Anyway, I've just been verbally correcting him, a firm "no" or "no bite" when he goes to bite me seems to stop him. I also stop giving him attention when he gets "bitey". Basically I just treat it like you would regular biting issues in a cat. I wouldn't just dismiss it....cats need to be taught not to bite humans..... Even if they don't break the skin, biting a human is not acceptable behavior. Let us know how he does! Thanks for saving him from a shelter.....I'm sure he'll be just fine with you.
post #13 of 16
OK for the Love Bite here, but I have a 5 month old kitten that will not leave me alone, I can't even walk, she's like a glue stick, I can't get up without her following me, she licks my face nose feet and hands, she does bite very easy but not just my hands she does my legs, face and feet also. She's actually what I think you would call very needy, I have had her for about 3 mos it's one of the rescued kitties, I got them when they were about 7 or 8 weeks old, I also have mommy and 2 other sisters, she was very very shyi when I first got the 5 babies, it's not like she doesn't have anyone to play with, I Love this little girl dearly and may keep her. Can they just plain old be in Love with a Human that much? Sometimes I feel like I have to put her in the room with the gate just to be able to get anything done.
post #14 of 16
Miya does the same thing and just recently--over the past month, I have become aware that she is trying to tell me something.

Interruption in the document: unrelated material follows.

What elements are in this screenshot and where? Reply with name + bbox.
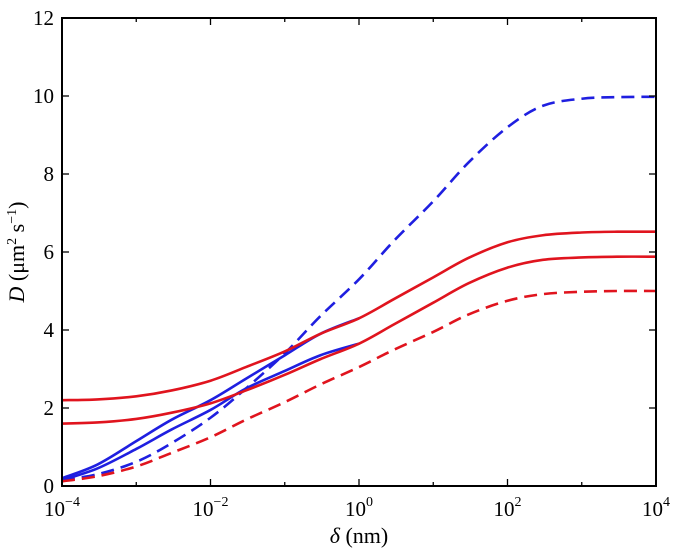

If she bites my hand very gently, it means that she is very relaxed and secure.

A gentle to medium bite with a lick afterwards means that she is playing and she's pretty content with life.

A medium bite (with light indentations) with no lick means she's getting angry. Usually if we are playing a game and I won't let her win. (Sounds strange, I know.)

Miya has never bitten me hard.
post #15 of 16
My little black girlie doesn't bite hard but man she just won't leave me alone period, I don't know if anyone else that has had a cat that is so clingy you don't know what to do as I described in the post above.
post #16 of 16
Yep, mine's the same way. She will lick me to death and bite my hand (she has never bitten another part of my body). I think my cat has some "major attachment issues". I'm in the bedroom, she's in the bedroom. I go to the living room, she'll go in the living room. I'm in the get the idea.